Because this is a retrospective study, selection and reporting biases cannot be completely eliminated. Gynecologists may choose abdominal route when they anticipate complications, especially for women with chronic pelvic pain, suspected endometriosis, pelvic infection, and enlarged uterus. Because this could affect the outcomes, we tried to adjust and account for these factors.

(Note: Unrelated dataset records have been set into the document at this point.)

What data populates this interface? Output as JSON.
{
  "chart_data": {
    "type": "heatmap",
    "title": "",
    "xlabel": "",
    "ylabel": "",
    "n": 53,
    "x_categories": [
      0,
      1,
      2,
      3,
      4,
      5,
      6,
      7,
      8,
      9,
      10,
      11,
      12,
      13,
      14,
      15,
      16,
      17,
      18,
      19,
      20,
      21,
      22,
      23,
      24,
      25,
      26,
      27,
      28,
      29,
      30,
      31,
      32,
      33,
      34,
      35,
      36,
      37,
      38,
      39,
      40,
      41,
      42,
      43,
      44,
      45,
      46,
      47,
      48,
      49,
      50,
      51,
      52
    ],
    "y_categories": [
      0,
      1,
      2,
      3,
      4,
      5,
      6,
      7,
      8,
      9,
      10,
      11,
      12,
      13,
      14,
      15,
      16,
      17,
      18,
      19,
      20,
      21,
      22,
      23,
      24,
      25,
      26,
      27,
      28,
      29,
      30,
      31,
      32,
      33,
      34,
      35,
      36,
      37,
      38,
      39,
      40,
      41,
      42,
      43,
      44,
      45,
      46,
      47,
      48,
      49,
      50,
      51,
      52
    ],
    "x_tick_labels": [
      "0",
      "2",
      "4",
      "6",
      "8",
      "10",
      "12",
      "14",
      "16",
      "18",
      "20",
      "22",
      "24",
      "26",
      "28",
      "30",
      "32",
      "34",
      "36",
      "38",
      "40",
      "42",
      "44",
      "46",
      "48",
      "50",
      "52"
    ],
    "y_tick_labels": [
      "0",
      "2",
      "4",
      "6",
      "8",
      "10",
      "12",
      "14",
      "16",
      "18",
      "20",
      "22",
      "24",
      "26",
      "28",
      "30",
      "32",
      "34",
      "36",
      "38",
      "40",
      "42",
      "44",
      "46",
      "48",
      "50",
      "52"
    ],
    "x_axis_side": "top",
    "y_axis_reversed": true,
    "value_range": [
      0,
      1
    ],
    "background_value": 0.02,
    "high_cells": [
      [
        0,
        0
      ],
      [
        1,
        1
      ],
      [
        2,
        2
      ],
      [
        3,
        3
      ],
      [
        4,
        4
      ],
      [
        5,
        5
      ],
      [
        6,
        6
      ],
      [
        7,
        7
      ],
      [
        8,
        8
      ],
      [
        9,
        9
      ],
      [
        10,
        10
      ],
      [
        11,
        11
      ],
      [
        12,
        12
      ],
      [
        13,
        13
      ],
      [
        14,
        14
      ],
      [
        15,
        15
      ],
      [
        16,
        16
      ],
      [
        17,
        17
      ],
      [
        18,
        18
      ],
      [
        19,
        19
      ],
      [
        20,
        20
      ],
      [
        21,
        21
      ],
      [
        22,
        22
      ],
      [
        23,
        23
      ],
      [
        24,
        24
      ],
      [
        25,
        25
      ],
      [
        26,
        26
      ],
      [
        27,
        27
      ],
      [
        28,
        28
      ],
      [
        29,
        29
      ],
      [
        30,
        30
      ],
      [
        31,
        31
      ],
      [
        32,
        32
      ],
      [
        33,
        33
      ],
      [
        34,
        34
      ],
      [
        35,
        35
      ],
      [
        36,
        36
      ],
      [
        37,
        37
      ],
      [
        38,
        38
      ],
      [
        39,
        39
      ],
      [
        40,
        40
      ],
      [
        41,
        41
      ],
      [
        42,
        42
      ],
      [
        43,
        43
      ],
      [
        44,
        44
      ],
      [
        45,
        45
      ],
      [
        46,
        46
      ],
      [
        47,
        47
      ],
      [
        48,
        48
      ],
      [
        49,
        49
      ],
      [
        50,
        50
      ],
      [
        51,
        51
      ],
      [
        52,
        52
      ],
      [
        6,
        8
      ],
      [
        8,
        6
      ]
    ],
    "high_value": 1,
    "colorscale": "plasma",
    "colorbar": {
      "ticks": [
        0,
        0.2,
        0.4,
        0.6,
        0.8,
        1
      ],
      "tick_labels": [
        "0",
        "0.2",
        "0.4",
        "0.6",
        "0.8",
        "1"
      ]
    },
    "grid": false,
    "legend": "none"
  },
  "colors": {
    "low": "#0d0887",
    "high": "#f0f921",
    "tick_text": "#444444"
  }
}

We regret that we did not have access to the postoperative outpatient records of the entire study population, and late-occurring complications could not be analyzed in this article. Due to short hospitalization, it is likely that we missed some complications, especially wound problems that possibly occurred after discharge from the hospital. Despite this, 7 of 189 women (3.7%) who underwent abdominal hysterectomy developed wound infection during their hospital stay. Wound complications have been shown to be the major concern in obese patients after abdominal hysterectomy resulting in febrile morbidity and prolonged hospitalization.4
Our study suggests that vaginal approach should be preferred for hysterectomies in obese patients due to significant decrease in postoperative febrile morbidity, ileus, urinary tract infection, operating time, and length of hospitalization. Larger prospective multicenter studies are necessary to have more precise assessment about the effects of hysterectomy route in obese women.